So the research report that the article Don linked to was based on said that potato chips, potato crisps, _and_ bread and cookies and apparently pretty much everything else we eat contains that carcinogen (I forget the name, but it sounded like a kind of plastic[*]).
Your morning TV show was just being less sensationalist than most, in focusing on the crisps in stead of the bread; OTOH, for once I kind of agree with the meeja's slanting of it -- as you said yourself, crisps being bad for you isn't news.
And no, this wasn't from any company at all, but the University of Stockholm, IIRC. The food industry were quick to play it down, as "not peer-reviewed, so therefore more sensationalism than real research" -- but the feeling I got was that this was just because it hadn't been published and peer-reviewed *yet*; that it had just been leaked to the (Swedish) media a bit too early, who themselves put the sensationalist spin on it and made it spread world-wide.

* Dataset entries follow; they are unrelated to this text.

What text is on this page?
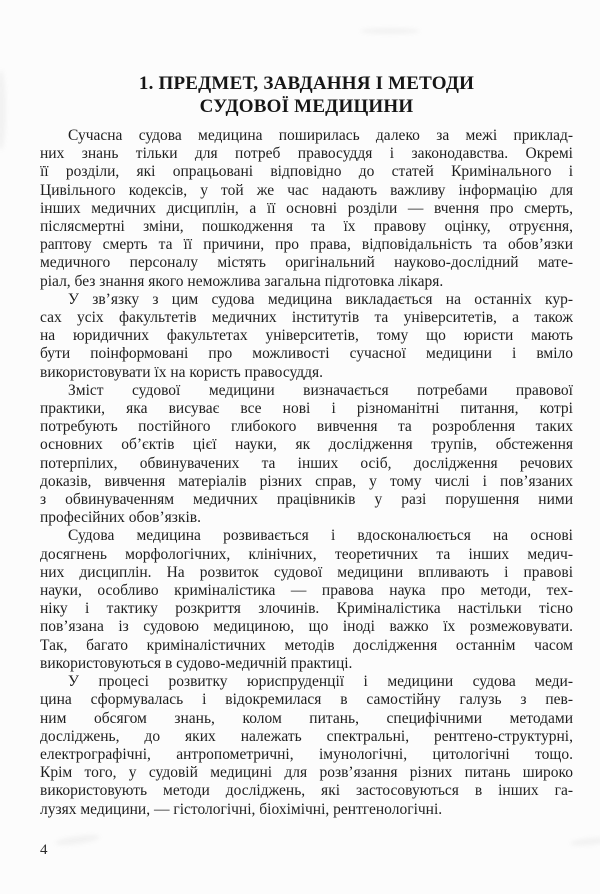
1. ПРЕДМЕТ, ЗАВДАННЯ І МЕТОДИ
СУДОВОЇ МЕДИЦИНИ
Сучасна судова медицина поширилась далеко за межі приклад-
них знань тільки для потреб правосуддя і законодавства. Окремі
її розділи, які опрацьовані відповідно до статей Кримінального і
Цивільного кодексів, у той же час надають важливу інформацію для
інших медичних дисциплін, а її основні розділи — вчення про смерть,
післясмертні зміни, пошкодження та їх правову оцінку, отруєння,
раптову смерть та її причини, про права, відповідальність та обов’язки
медичного персоналу містять оригінальний науково-дослідний мате-
ріал, без знання якого неможлива загальна підготовка лікаря.
У зв’язку з цим судова медицина викладається на останніх кур-
сах усіх факультетів медичних інститутів та університетів, а також
на юридичних факультетах університетів, тому що юристи мають
бути поінформовані про можливості сучасної медицини і вміло
використовувати їх на користь правосуддя.
Зміст судової медицини визначається потребами правової
практики, яка висуває все нові і різноманітні питання, котрі
потребують постійного глибокого вивчення та розроблення таких
основних об’єктів цієї науки, як дослідження трупів, обстеження
потерпілих, обвинувачених та інших осіб, дослідження речових
доказів, вивчення матеріалів різних справ, у тому числі і пов’язаних
з обвинуваченням медичних працівників у разі порушення ними
професійних обов’язків.
Судова медицина розвивається і вдосконалюється на основі
досягнень морфологічних, клінічних, теоретичних та інших медич-
них дисциплін. На розвиток судової медицини впливають і правові
науки, особливо криміналістика — правова наука про методи, тех-
ніку і тактику розкриття злочинів. Криміналістика настільки тісно
пов’язана із судовою медициною, що іноді важко їх розмежовувати.
Так, багато криміналістичних методів дослідження останнім часом
використовуються в судово-медичній практиці.
У процесі розвитку юриспруденції і медицини судова меди-
цина сформувалась і відокремилася в самостійну галузь з пев-
ним обсягом знань, колом питань, специфічними методами
досліджень, до яких належать спектральні, рентгено-структурні,
електрографічні, антропометричні, імунологічні, цитологічні тощо.
Крім того, у судовій медицині для розв’язання різних питань широко
використовують методи досліджень, які застосовуються в інших га-
лузях медицини, — гістологічні, біохімічні, рентгенологічні.
4
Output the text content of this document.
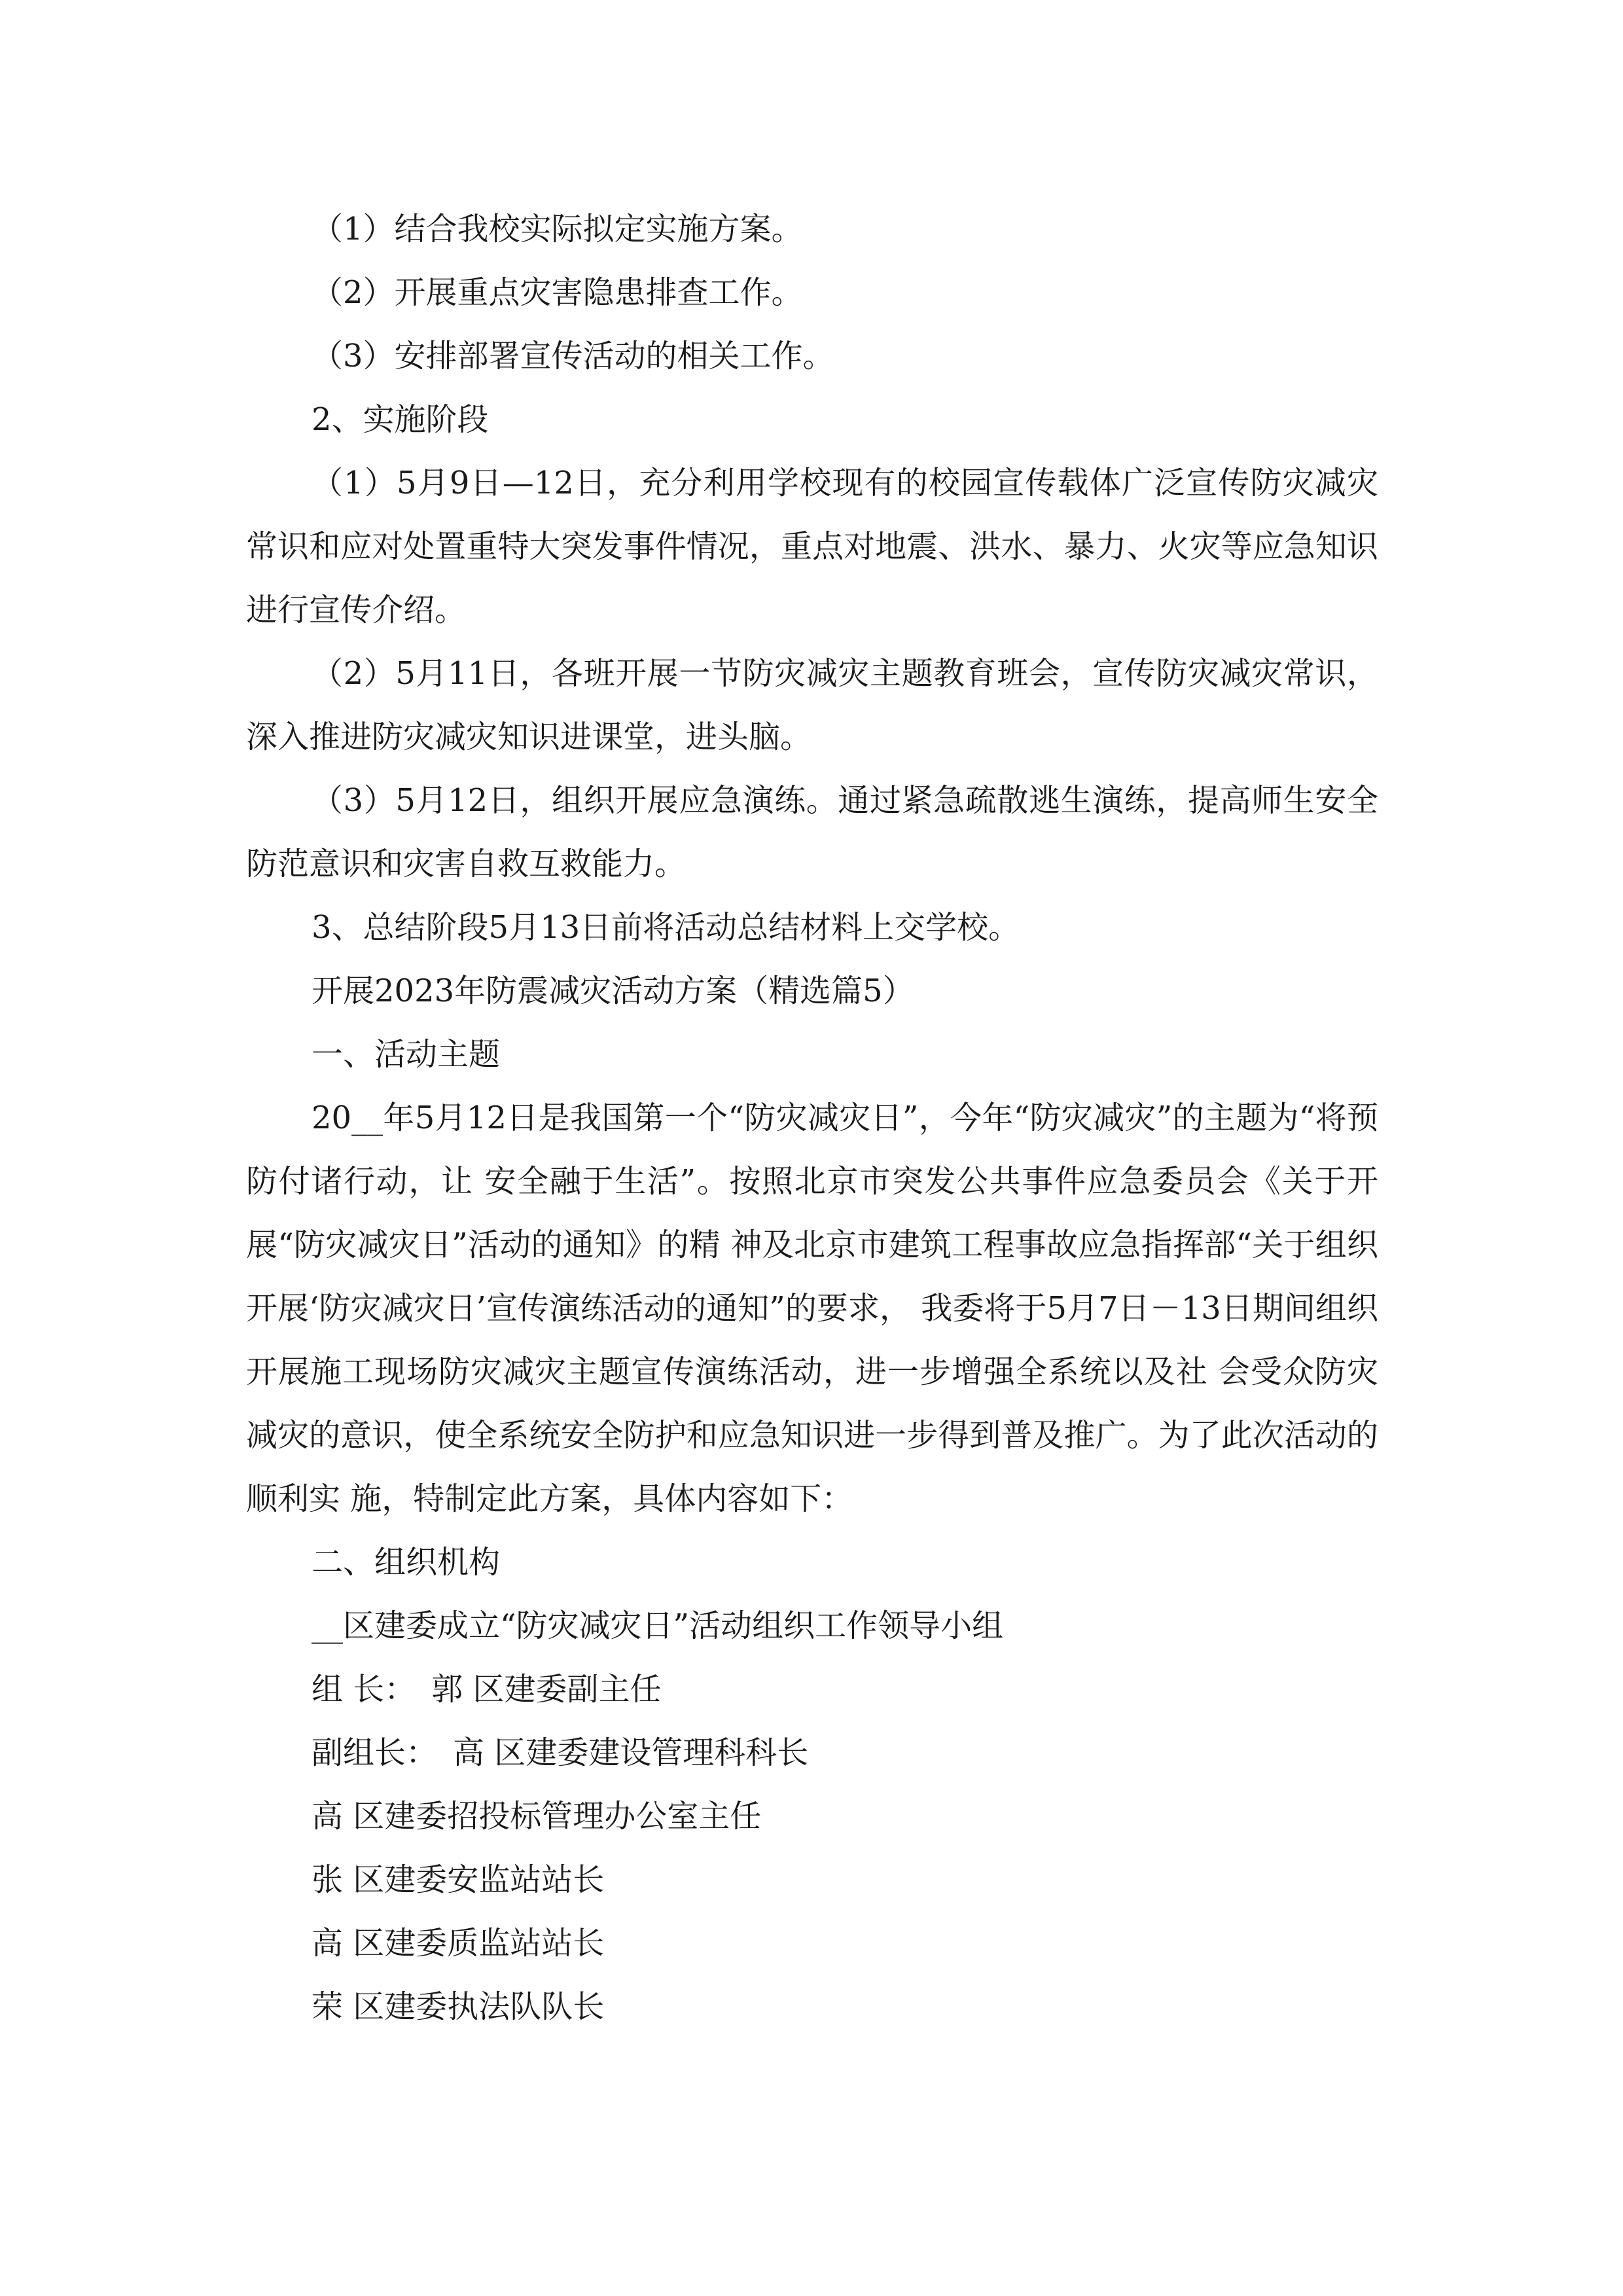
（1）结合我校实际拟定实施方案。

（2）开展重点灾害隐患排查工作。

（3）安排部署宣传活动的相关工作。

2、实施阶段

（1）5月9日—12日，充分利用学校现有的校园宣传载体广泛宣传防灾减灾常识和应对处置重特大突发事件情况，重点对地震、洪水、暴力、火灾等应急知识进行宣传介绍。

（2）5月11日，各班开展一节防灾减灾主题教育班会，宣传防灾减灾常识，深入推进防灾减灾知识进课堂，进头脑。

（3）5月12日，组织开展应急演练。通过紧急疏散逃生演练，提高师生安全防范意识和灾害自救互救能力。

3、总结阶段5月13日前将活动总结材料上交学校。

开展2023年防震减灾活动方案（精选篇5）

一、活动主题

20__年5月12日是我国第一个“防灾减灾日”，今年“防灾减灾”的主题为“将预防付诸行动，让 安全融于生活”。按照北京市突发公共事件应急委员会《关于开展“防灾减灾日”活动的通知》的精 神及北京市建筑工程事故应急指挥部“关于组织开展‘防灾减灾日’宣传演练活动的通知”的要求， 我委将于5月7日－13日期间组织开展施工现场防灾减灾主题宣传演练活动，进一步增强全系统以及社 会受众防灾减灾的意识，使全系统安全防护和应急知识进一步得到普及推广。为了此次活动的顺利实 施，特制定此方案，具体内容如下：

二、组织机构

__区建委成立“防灾减灾日”活动组织工作领导小组

组 长：　郭 区建委副主任

副组长：　高 区建委建设管理科科长

高 区建委招投标管理办公室主任

张 区建委安监站站长

高 区建委质监站站长

荣 区建委执法队队长
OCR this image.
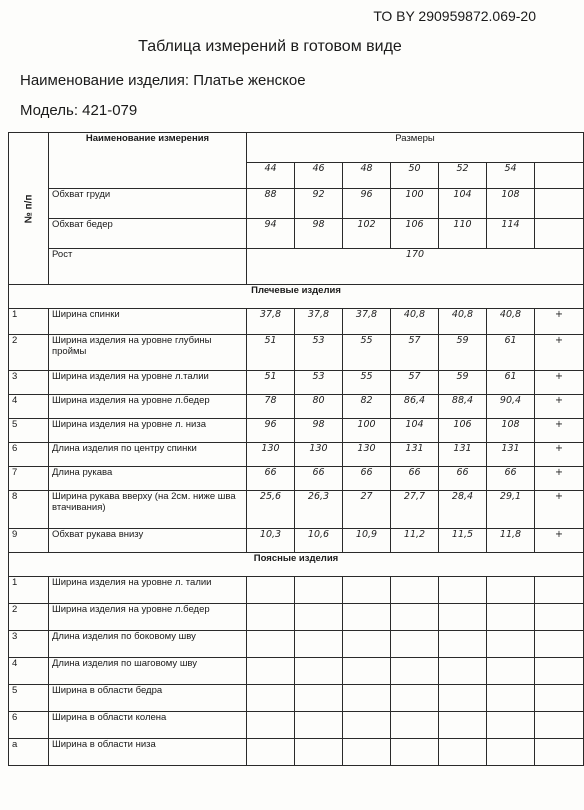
ТО BY 290959872.069-20
Таблица измерений в готовом виде
Наименование изделия: Платье женское
Модель: 421-079
№ п/п	Наименование измерения	Размеры						
		44	46	48	50	52	54	
	Обхват груди	88	92	96	100	104	108	
	Обхват бедер	94	98	102	106	110	114	
	Рост	170						
Плечевые изделия								
1	Ширина спинки	37,8	37,8	37,8	40,8	40,8	40,8	+
2	Ширина изделия на уровне глубины проймы	51	53	55	57	59	61	+
3	Ширина изделия на уровне л.талии	51	53	55	57	59	61	+
4	Ширина изделия на уровне л.бедер	78	80	82	86,4	88,4	90,4	+
5	Ширина изделия на уровне л. низа	96	98	100	104	106	108	+
6	Длина изделия по центру спинки	130	130	130	131	131	131	+
7	Длина рукава	66	66	66	66	66	66	+
8	Ширина рукава вверху (на 2см. ниже шва втачивания)	25,6	26,3	27	27,7	28,4	29,1	+
9	Обхват рукава внизу	10,3	10,6	10,9	11,2	11,5	11,8	+
Поясные изделия								
1	Ширина изделия на уровне л. талии							
2	Ширина изделия на уровне л.бедер							
3	Длина изделия по боковому шву							
4	Длина изделия по шаговому шву							
5	Ширина в области бедра							
6	Ширина в области колена							
а	Ширина в области низа							
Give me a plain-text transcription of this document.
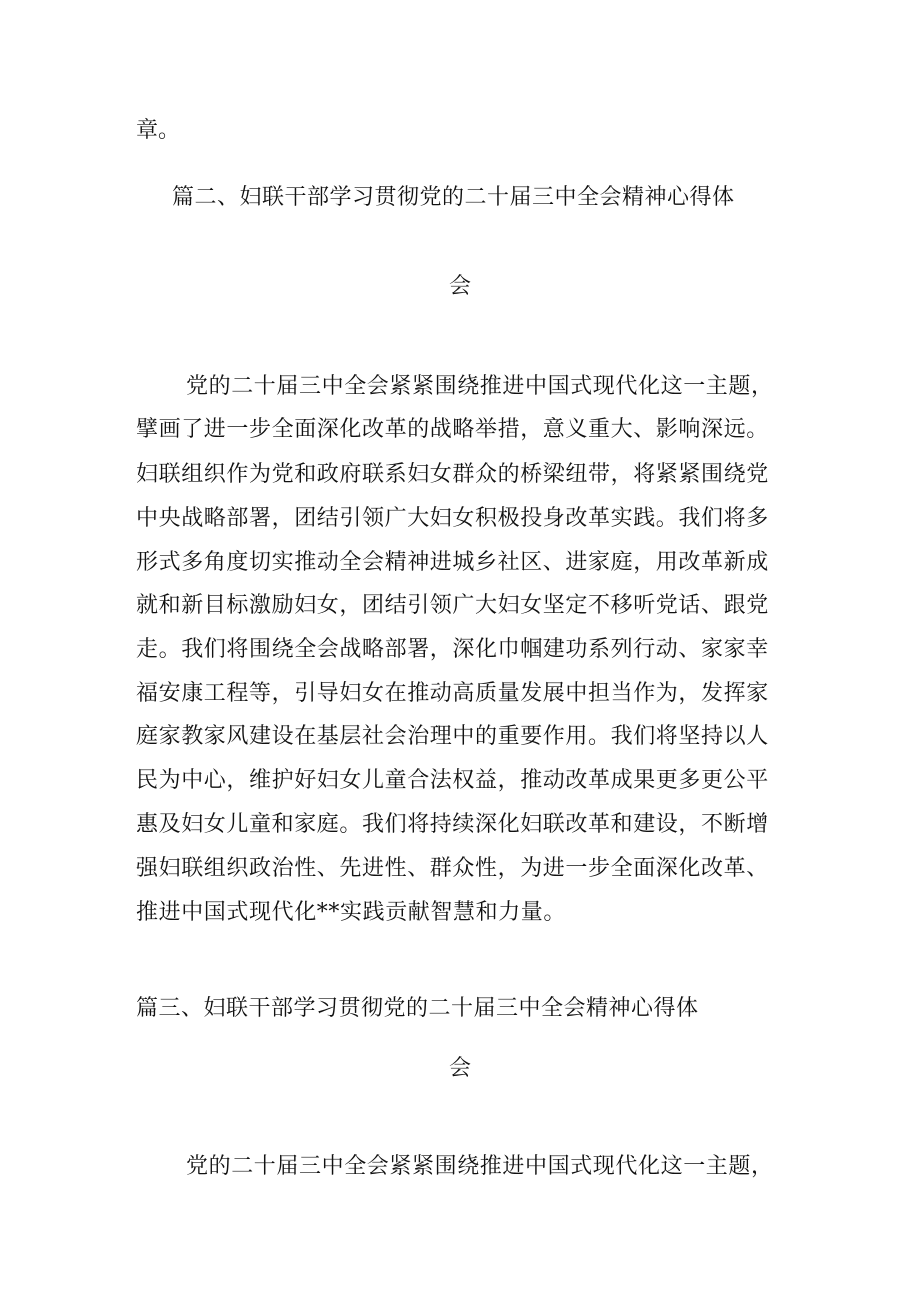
章。
篇二、妇联干部学习贯彻党的二十届三中全会精神心得体
会
党的二十届三中全会紧紧围绕推进中国式现代化这一主题，
擘画了进一步全面深化改革的战略举措，意义重大、影响深远。
妇联组织作为党和政府联系妇女群众的桥梁纽带，将紧紧围绕党
中央战略部署，团结引领广大妇女积极投身改革实践。我们将多
形式多角度切实推动全会精神进城乡社区、进家庭，用改革新成
就和新目标激励妇女，团结引领广大妇女坚定不移听党话、跟党
走。我们将围绕全会战略部署，深化巾帼建功系列行动、家家幸
福安康工程等，引导妇女在推动高质量发展中担当作为，发挥家
庭家教家风建设在基层社会治理中的重要作用。我们将坚持以人
民为中心，维护好妇女儿童合法权益，推动改革成果更多更公平
惠及妇女儿童和家庭。我们将持续深化妇联改革和建设，不断增
强妇联组织政治性、先进性、群众性，为进一步全面深化改革、
推进中国式现代化**实践贡献智慧和力量。
篇三、妇联干部学习贯彻党的二十届三中全会精神心得体
会
党的二十届三中全会紧紧围绕推进中国式现代化这一主题，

Which of course plays right into the hands of anyone (*cough*thefoodindustry*cough*) who wants to play it down: By the time it _is_ published and peer-reviewed, it'll be "old news" and won't get anything near as many sensationalist headlines as it did now, while it could still be dismissed as "not peer-reviewed".
Dunno if that's just coincidence, or if it was the plan all along.
[*]: No wonder -- plastics *are* carbohydrates, aren't they?